Réfutant l'argumentaire de la société AUTOMOBILES CITROEN, reprise par les premiers juges, elle explique que le droit de représenter la marque CITROEN n'a jamais constitué la cause du contrat de commissionnement qui avait pour contrepartie la renonciation de la société YONG INTERNATIONAL à poursuivre le contrat de fourniture de véhicules et de pièces dont l'économie reposait sur la perception d'une marge brute de 5 % en contrepartie de son investissement dans la réintroduction de la marque CITROEN sur le marché algérien.
Elle affirme que le contrat de commissionnement se substituait ainsi au contrat initial pour lui assurer sa rémunération.
Très subsidiairement, elle fait valoir que la société AUTOMOBILES CITROEN a rompu abusivement et brutalement le contrat de fourniture dont elle bénéficiait en conférant à CIT des droits auxquels, si l'on suit la société CITROEN, elle n'aurait pas renoncé.
Elle rappelle à cet égard que la société AUTOMOBILES CITROEN n'a jamais dénoncé le contrat de fourniture qui s'est trouvé renouvelé jusqu'au 31 décembre 2001 et aurait dû être poursuivi jusqu'à cette date.
Elle fait grief à la société AUTOMOBILES CITROEN de l'avoir rompu de manière brutale et abusive en concluant un contrat direct avec la société CIT.

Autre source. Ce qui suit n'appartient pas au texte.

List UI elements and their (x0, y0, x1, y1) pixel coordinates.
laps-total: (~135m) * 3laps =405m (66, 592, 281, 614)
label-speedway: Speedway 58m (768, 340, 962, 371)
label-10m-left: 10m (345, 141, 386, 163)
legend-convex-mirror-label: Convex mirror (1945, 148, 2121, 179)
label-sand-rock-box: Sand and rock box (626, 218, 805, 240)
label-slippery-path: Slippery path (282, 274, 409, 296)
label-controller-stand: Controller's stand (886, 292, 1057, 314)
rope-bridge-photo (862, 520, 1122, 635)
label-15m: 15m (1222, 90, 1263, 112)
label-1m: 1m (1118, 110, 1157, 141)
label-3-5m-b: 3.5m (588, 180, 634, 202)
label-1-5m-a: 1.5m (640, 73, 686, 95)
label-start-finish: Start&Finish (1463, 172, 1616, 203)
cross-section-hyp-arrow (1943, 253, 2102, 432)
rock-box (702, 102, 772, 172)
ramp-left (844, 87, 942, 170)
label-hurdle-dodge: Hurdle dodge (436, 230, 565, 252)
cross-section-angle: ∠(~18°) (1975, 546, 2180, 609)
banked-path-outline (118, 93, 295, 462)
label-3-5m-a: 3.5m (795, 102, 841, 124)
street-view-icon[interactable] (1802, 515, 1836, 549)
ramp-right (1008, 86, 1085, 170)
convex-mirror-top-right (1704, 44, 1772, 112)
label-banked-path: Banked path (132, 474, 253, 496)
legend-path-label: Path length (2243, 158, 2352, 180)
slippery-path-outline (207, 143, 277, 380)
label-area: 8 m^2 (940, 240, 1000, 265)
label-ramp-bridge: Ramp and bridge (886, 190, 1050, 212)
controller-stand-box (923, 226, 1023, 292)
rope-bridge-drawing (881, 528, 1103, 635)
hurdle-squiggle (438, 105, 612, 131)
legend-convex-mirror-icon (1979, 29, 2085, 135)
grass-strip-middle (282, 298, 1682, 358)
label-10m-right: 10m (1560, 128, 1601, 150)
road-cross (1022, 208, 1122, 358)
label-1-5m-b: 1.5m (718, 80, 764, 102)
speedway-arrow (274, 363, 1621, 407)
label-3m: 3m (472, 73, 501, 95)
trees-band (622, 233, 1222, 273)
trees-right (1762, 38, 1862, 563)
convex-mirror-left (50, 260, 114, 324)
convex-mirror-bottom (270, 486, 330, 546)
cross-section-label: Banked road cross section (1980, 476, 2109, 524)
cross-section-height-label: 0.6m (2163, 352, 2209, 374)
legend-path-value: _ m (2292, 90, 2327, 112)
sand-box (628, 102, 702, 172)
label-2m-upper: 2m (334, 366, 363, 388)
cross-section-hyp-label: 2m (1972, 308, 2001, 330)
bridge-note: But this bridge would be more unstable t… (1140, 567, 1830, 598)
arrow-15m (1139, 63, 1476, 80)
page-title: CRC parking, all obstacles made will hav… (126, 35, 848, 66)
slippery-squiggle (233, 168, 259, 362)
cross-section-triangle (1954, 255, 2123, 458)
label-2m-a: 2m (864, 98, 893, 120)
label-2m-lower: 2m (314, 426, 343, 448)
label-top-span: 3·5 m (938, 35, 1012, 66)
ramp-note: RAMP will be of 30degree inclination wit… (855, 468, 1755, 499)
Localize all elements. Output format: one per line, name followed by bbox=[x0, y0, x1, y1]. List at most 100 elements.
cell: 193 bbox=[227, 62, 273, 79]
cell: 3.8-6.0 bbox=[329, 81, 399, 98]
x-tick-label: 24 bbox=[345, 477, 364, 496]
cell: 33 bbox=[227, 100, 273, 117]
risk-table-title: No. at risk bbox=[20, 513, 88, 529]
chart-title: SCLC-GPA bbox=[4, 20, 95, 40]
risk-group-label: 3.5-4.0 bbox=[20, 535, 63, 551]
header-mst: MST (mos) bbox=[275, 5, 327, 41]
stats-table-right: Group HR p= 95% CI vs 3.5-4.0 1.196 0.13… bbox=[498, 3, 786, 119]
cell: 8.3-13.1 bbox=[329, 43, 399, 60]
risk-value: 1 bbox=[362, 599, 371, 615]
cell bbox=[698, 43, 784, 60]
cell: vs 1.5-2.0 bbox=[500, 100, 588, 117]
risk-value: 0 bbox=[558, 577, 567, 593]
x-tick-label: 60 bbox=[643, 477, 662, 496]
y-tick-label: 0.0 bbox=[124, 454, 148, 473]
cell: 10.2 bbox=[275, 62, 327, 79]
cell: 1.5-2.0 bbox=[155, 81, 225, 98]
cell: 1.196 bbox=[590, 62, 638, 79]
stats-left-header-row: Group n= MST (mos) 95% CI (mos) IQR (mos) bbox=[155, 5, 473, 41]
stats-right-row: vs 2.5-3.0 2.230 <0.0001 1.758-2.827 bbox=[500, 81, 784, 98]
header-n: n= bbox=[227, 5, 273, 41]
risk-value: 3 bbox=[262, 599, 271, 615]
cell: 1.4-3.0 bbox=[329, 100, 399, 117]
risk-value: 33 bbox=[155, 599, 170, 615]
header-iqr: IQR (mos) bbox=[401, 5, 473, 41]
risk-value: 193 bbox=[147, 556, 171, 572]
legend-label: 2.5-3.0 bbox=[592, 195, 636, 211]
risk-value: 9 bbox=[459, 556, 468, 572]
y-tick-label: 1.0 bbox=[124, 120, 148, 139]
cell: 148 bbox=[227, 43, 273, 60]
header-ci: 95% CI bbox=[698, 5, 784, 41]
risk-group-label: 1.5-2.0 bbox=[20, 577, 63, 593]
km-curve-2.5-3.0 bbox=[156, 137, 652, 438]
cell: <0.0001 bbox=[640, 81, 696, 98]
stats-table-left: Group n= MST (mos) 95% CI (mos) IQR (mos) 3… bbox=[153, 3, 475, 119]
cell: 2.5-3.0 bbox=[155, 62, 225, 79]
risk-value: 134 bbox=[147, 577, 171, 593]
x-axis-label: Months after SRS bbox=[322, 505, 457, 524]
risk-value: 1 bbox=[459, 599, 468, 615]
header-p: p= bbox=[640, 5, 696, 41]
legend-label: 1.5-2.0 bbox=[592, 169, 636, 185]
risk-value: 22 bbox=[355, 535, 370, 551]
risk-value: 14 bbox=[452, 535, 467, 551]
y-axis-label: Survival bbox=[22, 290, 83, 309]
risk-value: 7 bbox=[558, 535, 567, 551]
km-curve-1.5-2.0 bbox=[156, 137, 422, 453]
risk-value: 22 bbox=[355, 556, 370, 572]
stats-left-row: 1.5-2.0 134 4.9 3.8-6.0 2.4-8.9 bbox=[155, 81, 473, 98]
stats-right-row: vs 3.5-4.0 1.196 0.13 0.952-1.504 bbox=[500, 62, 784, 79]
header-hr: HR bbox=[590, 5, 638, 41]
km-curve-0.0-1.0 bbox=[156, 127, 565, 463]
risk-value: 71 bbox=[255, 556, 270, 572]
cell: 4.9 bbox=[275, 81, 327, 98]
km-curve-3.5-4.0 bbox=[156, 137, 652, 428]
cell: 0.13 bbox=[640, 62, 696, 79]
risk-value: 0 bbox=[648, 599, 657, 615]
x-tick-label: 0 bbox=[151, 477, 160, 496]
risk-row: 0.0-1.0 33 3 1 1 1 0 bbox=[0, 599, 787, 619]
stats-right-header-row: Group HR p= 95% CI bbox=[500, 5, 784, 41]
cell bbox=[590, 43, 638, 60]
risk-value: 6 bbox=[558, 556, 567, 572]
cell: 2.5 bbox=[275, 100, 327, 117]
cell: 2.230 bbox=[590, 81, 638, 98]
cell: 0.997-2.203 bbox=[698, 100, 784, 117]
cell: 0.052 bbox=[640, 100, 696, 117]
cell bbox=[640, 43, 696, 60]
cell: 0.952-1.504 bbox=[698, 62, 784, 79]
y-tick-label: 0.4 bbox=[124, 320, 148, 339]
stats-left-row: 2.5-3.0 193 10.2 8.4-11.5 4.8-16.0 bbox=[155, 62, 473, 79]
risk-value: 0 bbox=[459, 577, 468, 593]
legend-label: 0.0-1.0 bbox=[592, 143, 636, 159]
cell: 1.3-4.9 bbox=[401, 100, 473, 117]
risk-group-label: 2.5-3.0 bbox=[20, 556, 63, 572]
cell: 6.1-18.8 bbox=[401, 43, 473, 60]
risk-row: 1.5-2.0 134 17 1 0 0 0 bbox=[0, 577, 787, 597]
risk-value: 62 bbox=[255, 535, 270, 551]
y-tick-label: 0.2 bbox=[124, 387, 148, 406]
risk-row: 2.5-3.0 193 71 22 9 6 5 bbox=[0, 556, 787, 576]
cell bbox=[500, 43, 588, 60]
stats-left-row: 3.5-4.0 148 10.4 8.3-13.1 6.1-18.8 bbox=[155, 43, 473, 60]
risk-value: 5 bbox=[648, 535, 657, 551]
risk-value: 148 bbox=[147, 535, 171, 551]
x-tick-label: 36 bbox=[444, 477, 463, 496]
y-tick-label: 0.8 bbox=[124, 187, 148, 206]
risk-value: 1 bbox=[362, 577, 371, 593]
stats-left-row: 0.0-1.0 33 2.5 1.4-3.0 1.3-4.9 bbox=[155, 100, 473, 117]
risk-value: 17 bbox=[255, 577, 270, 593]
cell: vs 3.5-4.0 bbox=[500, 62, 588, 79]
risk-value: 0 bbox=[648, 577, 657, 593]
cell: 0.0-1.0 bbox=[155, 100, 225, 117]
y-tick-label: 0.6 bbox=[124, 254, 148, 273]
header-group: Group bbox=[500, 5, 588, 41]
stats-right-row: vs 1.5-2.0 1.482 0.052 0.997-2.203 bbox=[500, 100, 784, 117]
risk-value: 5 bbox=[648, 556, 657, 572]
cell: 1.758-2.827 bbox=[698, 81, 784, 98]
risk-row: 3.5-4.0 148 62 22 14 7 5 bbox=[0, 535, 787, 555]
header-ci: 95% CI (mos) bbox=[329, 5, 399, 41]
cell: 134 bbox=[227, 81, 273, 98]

Elle considère que cette demande subsidiaire est parfaitement recevable au regard des dispositions de l'article 564 du nouveau code de procédure civile dès lors qu'elle tend aux mêmes fins que celle principale et qu'elle était virtuellement comprise dans la demande relative à la non régularisation de contrat de commissionnement.
Elle calcule les commissions qu'elle aurait dû percevoir sur les exercices 2001,2002 et 2003 à raison de 2 % du chiffre d'affaires réalisé par la société AUTOMOBILES CITROEN en Algérie selon les informations communiquées par le constructeur. Elle chiffre ainsi à un minimum de 741. 220 euros le montant des commissions dues au taux de 2 % et demande une provision à due concurrence.
Subsidiairement, elle expose que son préjudice est égal à 5 % des ventes de l'année 2001, à raison de la non-exécution du contrat de fournitures, soit 616. 850 euros.
Elle y ajoute une somme de 100. 000 euros au titre des pertes qu'elle a éprouvées puisqu'elle n'a pas été en mesure de rentabiliser ses investissements et, notamment, ses frais, ainsi que 20. 000 euros en réparation de son préjudice d'image.
Elle demande en conséquence à la cour d'infirmer le jugement, de condamner la société AUTOMOBILES CITROEN à lui payer 861. 220 euros à titre de dommages et intérêts, de désigner un expert aux frais avancés de la société AUTOMOBILES CITROEN pour fournir les éléments permettant de déterminer les chiffres d'affaires réalisés en Algérie de février 2001 à février 2004, subsidiairement de condamner la société AUTOMOBILES CITROEN à lui payer à titre de dommages et intérêts 736. 850 euros et de désigner un expert pour déterminer le montant des ventes 2001.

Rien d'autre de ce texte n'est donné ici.